Distribution drips
Distributions are easier to grasp when you can see them.
I always tell students to look first at the shape of the data they're examining. Visualising the distribution helps us understand what the data are saying and whether they need to be transformed before analysis.
This shows a sample of 1,000 random points X, drawn from different distributions. It's a simple way to see the order that underlies randomness.
What are these distributions?
- Normal (Gaussian): Symmetric, bell-shaped distribution where most values cluster around the mean (μ). The standard deviation (σ) controls the spread: smaller σ = tighter cluster, larger σ = wider spread. Examples include human height, measurement errors, IQ scores.
- Uniform: Every outcome in the range [a, b] has equal probability – therefore no peaks or skews. Discrete example: rolling a die (1 to 6, each with 16.7% chance).
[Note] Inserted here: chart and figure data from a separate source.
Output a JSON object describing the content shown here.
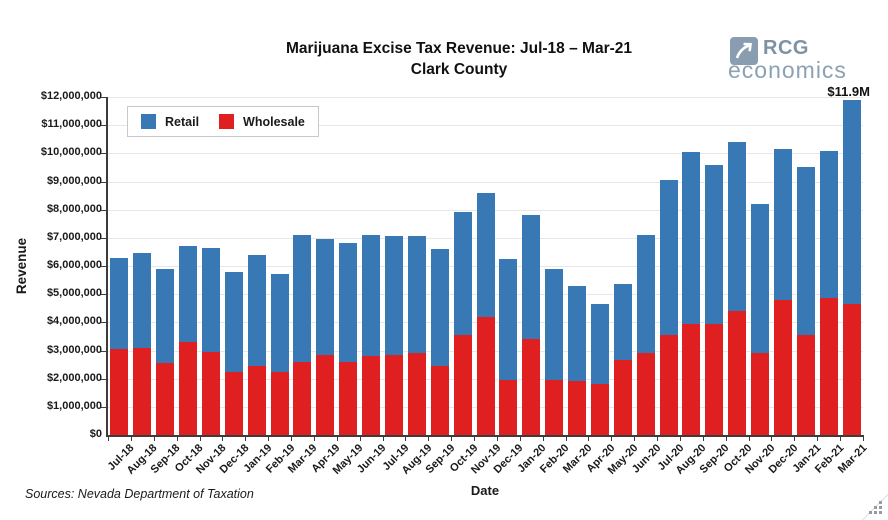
{
  "header": {
    "title_line1": "Marijuana Excise Tax Revenue: Jul-18 – Mar-21",
    "title_line2": "Clark County",
    "logo": {
      "name": "RCG",
      "sub": "économics",
      "icon": "arrow-up-right-icon",
      "color": "#7E92A6",
      "sub_color": "#8CA1B4"
    }
  },
  "legend": {
    "items": [
      {
        "label": "Retail",
        "color": "#3878B4"
      },
      {
        "label": "Wholesale",
        "color": "#E02020"
      }
    ]
  },
  "footer": {
    "sources": "Sources: Nevada Department of Taxation"
  },
  "chart_data": {
    "type": "bar",
    "stacked": true,
    "title": "Marijuana Excise Tax Revenue: Jul-18 – Mar-21",
    "subtitle": "Clark County",
    "xlabel": "Date",
    "ylabel": "Revenue",
    "ylim": [
      0,
      12000000
    ],
    "ytick_step": 1000000,
    "ytick_format": "$#,##0",
    "grid": true,
    "legend_position": "top-left-inside",
    "colors": {
      "retail": "#3878B4",
      "wholesale": "#E02020",
      "gridline": "#e7e7e7",
      "axis": "#3c3c3c"
    },
    "categories": [
      "Jul-18",
      "Aug-18",
      "Sep-18",
      "Oct-18",
      "Nov-18",
      "Dec-18",
      "Jan-19",
      "Feb-19",
      "Mar-19",
      "Apr-19",
      "May-19",
      "Jun-19",
      "Jul-19",
      "Aug-19",
      "Sep-19",
      "Oct-19",
      "Nov-19",
      "Dec-19",
      "Jan-20",
      "Feb-20",
      "Mar-20",
      "Apr-20",
      "May-20",
      "Jun-20",
      "Jul-20",
      "Aug-20",
      "Sep-20",
      "Oct-20",
      "Nov-20",
      "Dec-20",
      "Jan-21",
      "Feb-21",
      "Mar-21"
    ],
    "series": [
      {
        "name": "Wholesale",
        "color": "#E02020",
        "values": [
          3050000,
          3100000,
          2550000,
          3300000,
          2950000,
          2250000,
          2450000,
          2250000,
          2600000,
          2850000,
          2600000,
          2800000,
          2850000,
          2900000,
          2450000,
          3550000,
          4200000,
          1950000,
          3400000,
          1950000,
          1900000,
          1800000,
          2650000,
          2900000,
          3550000,
          3950000,
          3950000,
          4400000,
          2900000,
          4800000,
          3550000,
          4850000,
          4650000
        ]
      },
      {
        "name": "Retail",
        "color": "#3878B4",
        "values": [
          3250000,
          3350000,
          3350000,
          3400000,
          3700000,
          3550000,
          3950000,
          3450000,
          4500000,
          4100000,
          4200000,
          4300000,
          4200000,
          4150000,
          4150000,
          4350000,
          4400000,
          4300000,
          4400000,
          3950000,
          3400000,
          2850000,
          2700000,
          4200000,
          5500000,
          6100000,
          5650000,
          6000000,
          5300000,
          5350000,
          5950000,
          5250000,
          7250000
        ]
      }
    ],
    "annotations": [
      {
        "text": "$11.9M",
        "category": "Mar-21",
        "position": "above-bar"
      }
    ]
  }
}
Continuous example: randomly picking a number between 0 and 10.
- Log-normal: Right-skewed distribution where the logarithm of values is normally distributed. μ and σ describe the underlying normal distribution of the log-values. Examples include stock prices (can't go below zero but can skyrocket), particle sizes, income distributions. Note that if X is log-normal, log(X) is also normal.
- Exponential: Models the time between events in a Poisson process (e.g. machine failures, customer arrivals). The rate (λ) is the average number of events per unit time. For λ = 0.1, the average wait time is 10 units. An example is the time until a light bulb fails – most will burn out early but some last much longer. The probability of an event decreases exponentially over time.
I built this with the d3-random library.